The launchers and mg’s had been stripped long ago. Even the PPC was gone,
but damage to the turret ring indicated that it had been blown clear by an
internal explosion rather than stripped. This was supported by the fact
that the belly of the beast was rent open, what was left of the shattered reactor
half hanging from the wound. “Ammo explosion on a near-empty bay,” he
commented to himself as he stuck his head into the rent. Surprisingly,
the gyro was still there and the casing seemed to be intact. “Then
again,” he thought, “it’s a rare model, not much call for that gyro.”
He looked at his ‘puter, finding the price. “It’s definitely a
possibility,” he mused as he walked towards the head. Predictably, the
ejection had seriously damaged the cockpit. Everything was a charred
mess. “But that’s ok, would have to rebuild it anyway,” he thought to
himself as he weighed his options.
The thing was cheap, and inherently stable too. But as he mentally
totaled the damage up, he could understand why it had set at this salvage yard
for decades. The thing was a wreck. Even in the bad old days they
hadn’t felt the thing was worth salvaging. The thing was going to have to
be rebuilt from nearly the ground up. His fingers idly begin to trace
name stenciled into the lip of the cockpit. Was it really worth it?

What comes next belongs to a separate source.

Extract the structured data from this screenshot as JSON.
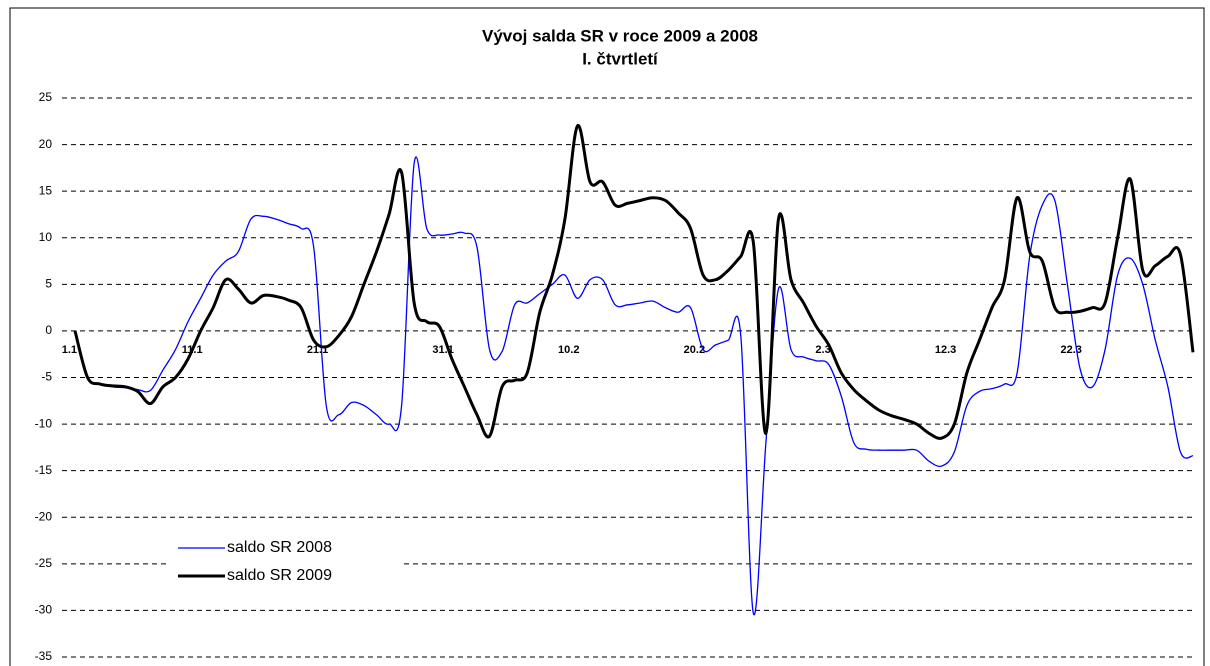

F-I-O-N, he jumped as his fingertip hit a spot scorched by the unfortunate mechwarrior’s
ejection. It was a stark reminder that dreams sometime have unhappy
endings.
…
Mike was setting in the main office watching the sun set, the purple rays
casting a royal shroud over the fallen metal lords. His musings were
interrupted by the rumbling of a recovery vehicle approaching the main
gate. On its back lay the mech. A moment later a prime mover pulled
up beside it, bearing a Vindicator’s arm and three Martell medium lasers.
The two trucks were a stark reminder of the monumental-ness of the task before
him. Michael looked within himself, then checked the bill of sale one
final time. Satisfied, he keyed in his authorization code then handed the
‘puter back to the clerk.
As he walked out to the waiting vehicles, a thought crossed his mind.
“Maybe the dead can’t be raised, but sometimes you can give a dream new legs.”